A.忠清南道には百済の首都があったと考えられています。特に公州と扶余は百済最後の王朝の首都として知られています。忠清南道の各地には百済の遺跡や文化財が多いです。中でも庶民の生活を知ることができる「百済文化団地」は百済の全てが分かる所です。

Q.日本と百済は特に縁が深いというが、それはなぜ?

A.百済と日本は歴史的に多くの関連性があると考えられています。日本の建物の屋根が持つ線と百済の五重石塔などの線を比較すると、そっくりであることが分かります。さらに、5世紀ごろには王仁博士が日本に論語と千字文を伝えたことも知られています。こうしたことから百済は日本文化に多大な影響を及ぼしたとされています。

Q.日本人観光客に伝えたいことは?

A.韓国人は全ての始まりである「元祖」という言葉が好きです。日本の皆さんも元祖について興味があると思います。忠清南道では日本文化の元祖ともいえる百済の文化を目で確かめたり、体験したりできます。さらに、自然に優しく現代的なものも大切にする多様な文化観光スポットが楽しめます。韓国にいらっしゃったら百済の息吹が感じられる忠清南道へぜひお越しください。

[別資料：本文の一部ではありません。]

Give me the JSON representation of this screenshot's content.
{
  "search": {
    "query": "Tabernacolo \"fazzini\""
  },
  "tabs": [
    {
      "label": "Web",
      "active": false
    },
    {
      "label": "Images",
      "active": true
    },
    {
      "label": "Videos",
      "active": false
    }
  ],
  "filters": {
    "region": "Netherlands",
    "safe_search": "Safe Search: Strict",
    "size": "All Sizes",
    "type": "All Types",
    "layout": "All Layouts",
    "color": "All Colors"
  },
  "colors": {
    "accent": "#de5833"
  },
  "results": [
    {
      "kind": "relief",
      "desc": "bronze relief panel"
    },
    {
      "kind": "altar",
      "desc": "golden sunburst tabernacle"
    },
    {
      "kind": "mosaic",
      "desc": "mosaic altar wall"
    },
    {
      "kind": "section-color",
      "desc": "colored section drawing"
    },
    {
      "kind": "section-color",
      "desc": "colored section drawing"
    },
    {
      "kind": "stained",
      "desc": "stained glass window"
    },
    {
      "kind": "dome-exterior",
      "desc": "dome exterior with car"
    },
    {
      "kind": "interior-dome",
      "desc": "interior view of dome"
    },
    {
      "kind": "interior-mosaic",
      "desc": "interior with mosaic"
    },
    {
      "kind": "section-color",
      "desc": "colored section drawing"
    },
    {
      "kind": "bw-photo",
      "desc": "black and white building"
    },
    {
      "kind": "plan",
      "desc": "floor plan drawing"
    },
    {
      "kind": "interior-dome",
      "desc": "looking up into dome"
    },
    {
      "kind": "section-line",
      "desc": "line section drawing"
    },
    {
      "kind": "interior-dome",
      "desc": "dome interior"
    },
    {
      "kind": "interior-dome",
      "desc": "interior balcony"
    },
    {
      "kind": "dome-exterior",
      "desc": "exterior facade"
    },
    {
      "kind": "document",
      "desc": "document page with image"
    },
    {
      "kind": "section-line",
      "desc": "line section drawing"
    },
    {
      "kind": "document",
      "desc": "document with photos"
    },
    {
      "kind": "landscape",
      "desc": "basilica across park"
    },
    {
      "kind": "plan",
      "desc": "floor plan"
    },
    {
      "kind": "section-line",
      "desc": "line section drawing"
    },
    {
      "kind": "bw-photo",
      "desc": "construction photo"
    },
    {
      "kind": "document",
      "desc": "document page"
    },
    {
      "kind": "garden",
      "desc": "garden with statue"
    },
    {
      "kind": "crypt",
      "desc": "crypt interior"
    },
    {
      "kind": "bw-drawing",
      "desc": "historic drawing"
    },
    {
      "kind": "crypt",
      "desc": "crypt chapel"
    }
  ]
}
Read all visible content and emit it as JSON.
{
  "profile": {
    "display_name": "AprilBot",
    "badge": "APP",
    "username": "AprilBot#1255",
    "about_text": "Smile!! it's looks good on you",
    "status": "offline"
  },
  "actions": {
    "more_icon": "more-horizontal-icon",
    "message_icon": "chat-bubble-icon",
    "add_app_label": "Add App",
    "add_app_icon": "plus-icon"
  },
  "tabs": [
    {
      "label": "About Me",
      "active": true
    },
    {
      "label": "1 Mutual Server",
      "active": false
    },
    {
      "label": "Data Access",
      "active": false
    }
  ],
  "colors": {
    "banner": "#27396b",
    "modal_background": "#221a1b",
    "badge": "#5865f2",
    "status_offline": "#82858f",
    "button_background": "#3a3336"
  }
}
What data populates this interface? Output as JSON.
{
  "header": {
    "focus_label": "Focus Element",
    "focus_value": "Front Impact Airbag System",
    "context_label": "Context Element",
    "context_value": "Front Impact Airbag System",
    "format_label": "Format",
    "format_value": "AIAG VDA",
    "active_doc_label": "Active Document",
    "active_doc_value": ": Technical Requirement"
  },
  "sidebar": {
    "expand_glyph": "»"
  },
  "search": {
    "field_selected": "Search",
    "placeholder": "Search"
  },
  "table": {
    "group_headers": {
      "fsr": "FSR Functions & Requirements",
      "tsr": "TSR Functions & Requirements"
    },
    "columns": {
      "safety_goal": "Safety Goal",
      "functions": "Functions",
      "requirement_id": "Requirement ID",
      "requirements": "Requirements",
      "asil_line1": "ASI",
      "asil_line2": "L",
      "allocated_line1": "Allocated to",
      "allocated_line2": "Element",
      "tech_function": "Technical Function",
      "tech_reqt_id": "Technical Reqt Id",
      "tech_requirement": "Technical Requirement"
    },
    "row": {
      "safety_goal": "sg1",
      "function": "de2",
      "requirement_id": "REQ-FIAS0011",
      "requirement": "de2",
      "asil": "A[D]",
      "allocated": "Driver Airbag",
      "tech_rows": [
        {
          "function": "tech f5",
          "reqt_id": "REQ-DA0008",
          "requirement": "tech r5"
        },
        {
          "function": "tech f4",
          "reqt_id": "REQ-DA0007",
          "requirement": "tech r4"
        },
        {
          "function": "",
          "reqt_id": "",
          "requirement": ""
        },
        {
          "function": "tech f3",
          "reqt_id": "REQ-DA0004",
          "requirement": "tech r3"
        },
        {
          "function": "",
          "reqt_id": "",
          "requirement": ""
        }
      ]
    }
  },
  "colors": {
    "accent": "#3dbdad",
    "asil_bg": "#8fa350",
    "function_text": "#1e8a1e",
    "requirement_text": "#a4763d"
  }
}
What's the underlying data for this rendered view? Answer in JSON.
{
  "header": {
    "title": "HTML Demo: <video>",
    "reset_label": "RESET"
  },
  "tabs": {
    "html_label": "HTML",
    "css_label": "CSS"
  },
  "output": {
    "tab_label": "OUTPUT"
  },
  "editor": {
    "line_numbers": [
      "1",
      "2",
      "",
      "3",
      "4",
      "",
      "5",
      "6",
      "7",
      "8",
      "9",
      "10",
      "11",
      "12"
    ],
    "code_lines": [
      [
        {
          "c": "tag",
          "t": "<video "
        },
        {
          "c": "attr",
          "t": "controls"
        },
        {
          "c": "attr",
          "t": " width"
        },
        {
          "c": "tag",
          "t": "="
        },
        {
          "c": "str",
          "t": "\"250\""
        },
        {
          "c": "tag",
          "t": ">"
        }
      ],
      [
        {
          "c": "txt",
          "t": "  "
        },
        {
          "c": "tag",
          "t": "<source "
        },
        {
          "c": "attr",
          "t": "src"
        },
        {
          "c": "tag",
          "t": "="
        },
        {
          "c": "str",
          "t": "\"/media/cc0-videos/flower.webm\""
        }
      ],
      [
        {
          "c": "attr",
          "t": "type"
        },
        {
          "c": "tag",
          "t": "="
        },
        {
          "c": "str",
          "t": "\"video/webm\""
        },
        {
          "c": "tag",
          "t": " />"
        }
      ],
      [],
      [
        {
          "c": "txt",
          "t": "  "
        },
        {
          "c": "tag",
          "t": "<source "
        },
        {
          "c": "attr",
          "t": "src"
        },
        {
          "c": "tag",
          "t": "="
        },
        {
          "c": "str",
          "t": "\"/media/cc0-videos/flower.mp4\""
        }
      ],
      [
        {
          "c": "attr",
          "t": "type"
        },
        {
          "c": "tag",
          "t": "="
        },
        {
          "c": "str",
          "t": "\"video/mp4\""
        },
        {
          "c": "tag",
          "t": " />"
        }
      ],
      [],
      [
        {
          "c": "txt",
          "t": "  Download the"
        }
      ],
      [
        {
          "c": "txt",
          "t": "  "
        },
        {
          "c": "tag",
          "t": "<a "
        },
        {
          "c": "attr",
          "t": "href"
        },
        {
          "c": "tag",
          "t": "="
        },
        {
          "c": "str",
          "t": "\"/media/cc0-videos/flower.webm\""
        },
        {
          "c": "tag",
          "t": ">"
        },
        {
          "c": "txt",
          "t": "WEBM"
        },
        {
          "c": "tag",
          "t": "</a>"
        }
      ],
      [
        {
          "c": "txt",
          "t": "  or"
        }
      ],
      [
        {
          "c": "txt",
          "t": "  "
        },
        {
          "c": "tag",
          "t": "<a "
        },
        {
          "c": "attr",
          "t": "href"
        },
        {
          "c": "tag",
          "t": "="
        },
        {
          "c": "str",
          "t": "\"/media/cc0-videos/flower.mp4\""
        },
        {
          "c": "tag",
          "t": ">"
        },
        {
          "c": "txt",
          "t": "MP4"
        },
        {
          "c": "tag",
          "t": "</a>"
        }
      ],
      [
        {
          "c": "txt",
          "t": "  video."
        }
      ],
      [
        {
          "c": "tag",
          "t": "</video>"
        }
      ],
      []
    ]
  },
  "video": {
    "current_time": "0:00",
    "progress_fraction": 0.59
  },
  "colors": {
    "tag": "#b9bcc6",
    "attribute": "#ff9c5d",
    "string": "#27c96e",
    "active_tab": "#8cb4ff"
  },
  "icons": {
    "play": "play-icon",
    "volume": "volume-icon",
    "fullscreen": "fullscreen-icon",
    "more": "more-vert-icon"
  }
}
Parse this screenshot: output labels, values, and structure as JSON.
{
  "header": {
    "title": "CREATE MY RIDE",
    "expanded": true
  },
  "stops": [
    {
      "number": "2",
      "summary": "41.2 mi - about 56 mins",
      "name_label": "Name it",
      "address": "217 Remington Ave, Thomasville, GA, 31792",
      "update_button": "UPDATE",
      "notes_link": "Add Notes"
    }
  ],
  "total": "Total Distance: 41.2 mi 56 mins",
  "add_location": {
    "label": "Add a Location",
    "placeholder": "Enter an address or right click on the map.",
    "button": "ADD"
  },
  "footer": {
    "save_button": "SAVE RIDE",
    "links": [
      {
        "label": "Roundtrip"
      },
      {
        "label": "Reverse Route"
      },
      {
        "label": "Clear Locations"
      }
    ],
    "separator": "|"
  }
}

Q. 「第1回百済の息吹を訪ねるドライブツアー」の趣旨や目的は?

A.最近、韓国では自然と一つになるキャンプや、どこでも情報検索が可能なスマートフォンがブームです。この二つを組み合わせて子どもたちがいにしえの百済の息吹を感じ、体験できればという思いから、今回のツアーを企画、開催することになりました。

 このツアーでは7―9日かけて忠清南道洪城、青陽、公州、扶余といった百済時代を代表する観光スポットを巡った。ドライブツアーは単なる移動ではなく、車の中から美しい山や川が多い忠清南道の風景を楽しむこともできた。

 ツアー初日には忠清南道記念物第4号に指定されている「洪州義士塚」を訪れた。そして「洪城伝統市場体験」では、農水産物を半額で購入できるせりや天然食材を使った餅作りなどで楽しいひとときを過ごした。

 2日目は百済の人々の文化や生活を知るいい機会になった。青陽を出発した参加者たちは、公州博物館や百済第25代王・武寧王(462-523年)陵を観覧し、優雅な百済の文化を感じた。扶余にある百済文化団地では庶民の生活について見学した。文化解説ガイドが同行してくれたため、退屈になりがちな歴史の説明も楽しく理解でき、興味深かった。

 最終日には論山に移動、軍事博物館で古代韓国の優れた武器の数々を見学し、国防力の重要性をあらためて感じた。ここではまとめとして百済歴史クイズ大会とツアー終了式が行われた。

 忠清南道の関係者は「今回の『百済の息吹を訪ねるドライブツアー』は新概念の観光ツアー商品。今年の成果を詳しく分析した上で、今後の応用方法や来年の推進計画について観光専門家の意見を聞き、忠清南道の観光産業発展のためのロールモデルとして生かしていきたい」と語った。